Severo me contou que, certa vez, fotografava os sertanejos. De início pretendia um retrato em fundo branco para unir todos os tipos de lá em um único padrão fotográfico e, assim, tirá-los da paisagem que naturalmente os cerca. Seria uma homenagem ao homem, o ser humano do sertão. Abrir o quadro da câmera para organizar o pretendido retrato fez surgir o aparato que o assessorava. Luzes, panos, tripés. No meio deles, lá no centro, o tipo de lá do sertão. No gesto de um sem querer, Severo viu o retratado, os objetos, o entorno construído e viu o que fotografava de uma forma inédita.

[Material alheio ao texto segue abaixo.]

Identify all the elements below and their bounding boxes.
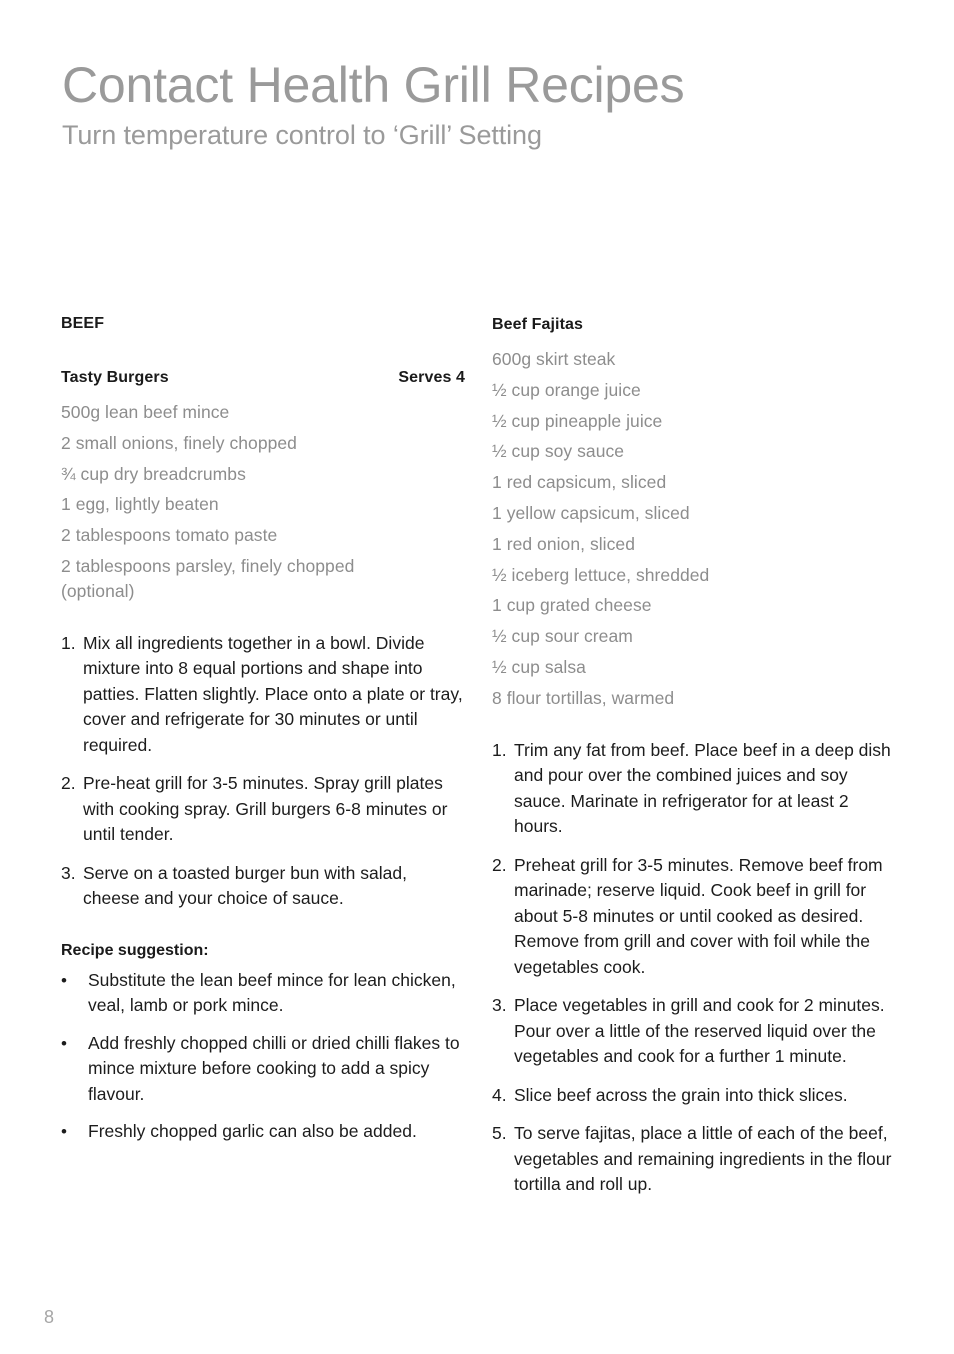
method-step: 2. Pre-heat grill for 3-5 minutes. Spray… [61, 771, 465, 848]
page-number: 8 [44, 1307, 55, 1327]
method-step: 1. Mix all ingredients together in a bow… [61, 631, 465, 759]
method-step: 1. Trim any fat from beef. Place beef in… [492, 738, 896, 840]
ingredient-item: 2 tablespoons tomato paste [61, 525, 278, 546]
ingredient-item: 500g lean beef mince [61, 402, 230, 422]
method-list-tasty-burgers: 1. Mix all ingredients together in a bow… [61, 631, 465, 912]
suggestion-text: Add freshly chopped chilli or dried chil… [88, 1032, 460, 1104]
ingredient-item: 1 cup grated cheese [492, 595, 652, 616]
recipe-page: Contact Health Grill Recipes Turn temper… [0, 0, 954, 1354]
suggestion-item: • Freshly chopped garlic can also be add… [61, 1119, 465, 1145]
ingredient-item: ½ cup soy sauce [492, 441, 625, 462]
step-number: 1. [492, 739, 507, 760]
ingredient-item: ½ cup orange juice [492, 379, 641, 400]
section-heading-beef: BEEF [61, 315, 105, 332]
step-number: 4. [492, 1084, 507, 1105]
method-step: 5. To serve fajitas, place a little of e… [492, 1121, 896, 1198]
method-step: 3. Place vegetables in grill and cook fo… [492, 993, 896, 1070]
page-masthead: Contact Health Grill Recipes Turn temper… [62, 56, 902, 152]
method-step: 4. Slice beef across the grain into thic… [492, 1083, 896, 1109]
bullet-icon: • [61, 1033, 67, 1053]
step-text: Pre-heat grill for 3-5 minutes. Spray gr… [83, 773, 448, 845]
recipe-title: Tasty Burgers [61, 369, 169, 386]
step-text: Trim any fat from beef. Place beef in a … [514, 739, 891, 837]
bullet-icon: • [61, 970, 67, 990]
recipe-suggestion-list: • Substitute the lean beef mince for lea… [61, 968, 465, 1145]
bullet-icon: • [61, 1122, 67, 1142]
ingredient-item: 600g skirt steak [492, 349, 616, 369]
left-column: BEEF Tasty Burgers Serves 4 500g lean be… [61, 314, 465, 1145]
suggestion-text: Substitute the lean beef mince for lean … [88, 969, 456, 1016]
ingredient-item: ½ cup salsa [492, 656, 586, 677]
page-subtitle: Turn temperature control to ‘Grill’ Sett… [62, 120, 542, 150]
recipe-header-beef-fajitas: Beef Fajitas [492, 314, 896, 336]
step-number: 1. [61, 632, 76, 653]
step-text: Place vegetables in grill and cook for 2… [514, 995, 885, 1067]
ingredient-item: ½ cup sour cream [492, 626, 633, 647]
recipe-suggestion-heading: Recipe suggestion: [61, 941, 209, 959]
ingredient-item: 1 red onion, sliced [492, 533, 635, 554]
step-text: Mix all ingredients together in a bowl. … [83, 632, 463, 755]
step-text: Preheat grill for 3-5 minutes. Remove be… [514, 854, 883, 977]
right-column: Beef Fajitas 600g skirt steak ½ cup oran… [492, 314, 896, 1198]
step-number: 5. [492, 1123, 507, 1144]
recipe-suggestion-block: Recipe suggestion: • Substitute the lean… [61, 940, 465, 1145]
ingredient-item: ½ iceberg lettuce, shredded [492, 564, 710, 585]
suggestion-item: • Add freshly chopped chilli or dried ch… [61, 1031, 465, 1108]
ingredient-item: 8 flour tortillas, warmed [492, 687, 675, 708]
recipe-title: Beef Fajitas [492, 316, 584, 333]
step-number: 2. [61, 773, 76, 794]
ingredient-item: 1 red capsicum, sliced [492, 472, 667, 493]
step-text: Serve on a toasted burger bun with salad… [83, 862, 407, 909]
step-number: 2. [492, 854, 507, 875]
step-number: 3. [492, 995, 507, 1016]
ingredient-item: 2 small onions, finely chopped [61, 432, 297, 453]
suggestion-item: • Substitute the lean beef mince for lea… [61, 968, 465, 1019]
ingredient-list-tasty-burgers: 500g lean beef mince 2 small onions, fin… [61, 397, 465, 607]
ingredient-item: ¾ cup dry breadcrumbs [61, 463, 246, 484]
method-step: 3. Serve on a toasted burger bun with sa… [61, 861, 465, 912]
suggestion-text: Freshly chopped garlic can also be added… [88, 1121, 417, 1142]
ingredient-item: ½ cup pineapple juice [492, 410, 663, 431]
ingredient-list-beef-fajitas: 600g skirt steak ½ cup orange juice ½ cu… [492, 344, 896, 714]
recipe-header-tasty-burgers: Tasty Burgers Serves 4 [61, 367, 465, 389]
method-list-beef-fajitas: 1. Trim any fat from beef. Place beef in… [492, 738, 896, 1198]
ingredient-item: 1 yellow capsicum, sliced [492, 502, 690, 523]
step-text: To serve fajitas, place a little of each… [514, 1123, 892, 1195]
method-step: 2. Preheat grill for 3-5 minutes. Remove… [492, 853, 896, 981]
heading-spacer [61, 334, 465, 367]
recipe-serves-label: Serves 4 [398, 369, 465, 386]
ingredient-item: 1 egg, lightly beaten [61, 494, 219, 515]
step-text: Slice beef across the grain into thick s… [514, 1084, 848, 1105]
step-number: 3. [61, 862, 76, 883]
page-title: Contact Health Grill Recipes [62, 57, 685, 113]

Nesse dia ele conta que se percebeu na cena e fotografou com o incômodo de abordar um assunto refletindo a si, a ponto de tornar turvo o que era paisagem ou era sentimento; quem seria retratado ou, mesmo, se era fotógrafo. Estava ele como peça daquele aparato montado. Havia nele a novidade de perceber sentidos que vinham procurando os espaços de aparecerem. Algo da cultura fotográfica pairava sobre ele, no efeito daquele instante. Seu espanto. Histórias que só vivendo, de perto, próximo, na mistura que uma experiência oferece. Um espaço permitido em um nível de concentração que se adquire e tem a ver com o tempo, quando este pulsa e se mostra em dobras. Traz à cena uma citação de inquietude. A poesia que se fixa no impreciso e se revela sem necessitar planejamento. Ele conta que voltou à redação do jornal em que trabalhava e mostrou muito timidamente as fotos que fizera: uma coleção de retratos de sertanejos de uma forma nova. Ali ele conta que percebeu uma fotografia complexa pois sentia na pele algo sobre uma verdade – entendo a verdade como um aspecto lapidado de uma história – que se deixa perseguir, mas não se expõe facilmente. E ele era um fotógrafo achando brechas que orientam tal perseguição. Ano passado voltou ao Sertão. Estávamos todos na Pós da FAAP. Ronaldo, Lívia, Rubens, aquela turma dele – eles… especial demais aquela turma. Grupo forte danado. – E Severo nos mostrou fotos do semiárido seco. Argumentava, “era a pior seca”. E a gente dizia: “se perde. Descola da estratégia jornalística. Essa que tens como poucos. Mas sai desse domínio. Abre o quadro, escuta. Boicota a paisagem e não fotografa, vai lá de novo só para ver.”
Ele voltou: sertão sem sol, uma paisagem com a pouca luz que tem a noite. Por sinal, a paisagem mais bela que vi nos último anos. Sertão sem sol… Severo, você foi sempre um lado bom. Um fotógrafo que conquistou muito respeito pelas construções que afloraram dos espantos transbordados de teus testemunhos e da simplicidade que libertava um assunto de ser trivial. Você nessa loucura de campanha política, nesse ritmo que estamos. Sentimos muito, todos aqui. Esse freio maluco nas vidas. O avião caiu. E agora me espanto. Como pode? Liga aí quando pousarem no Recife. Estamos aqui na produtora. Liga aí, meu velho.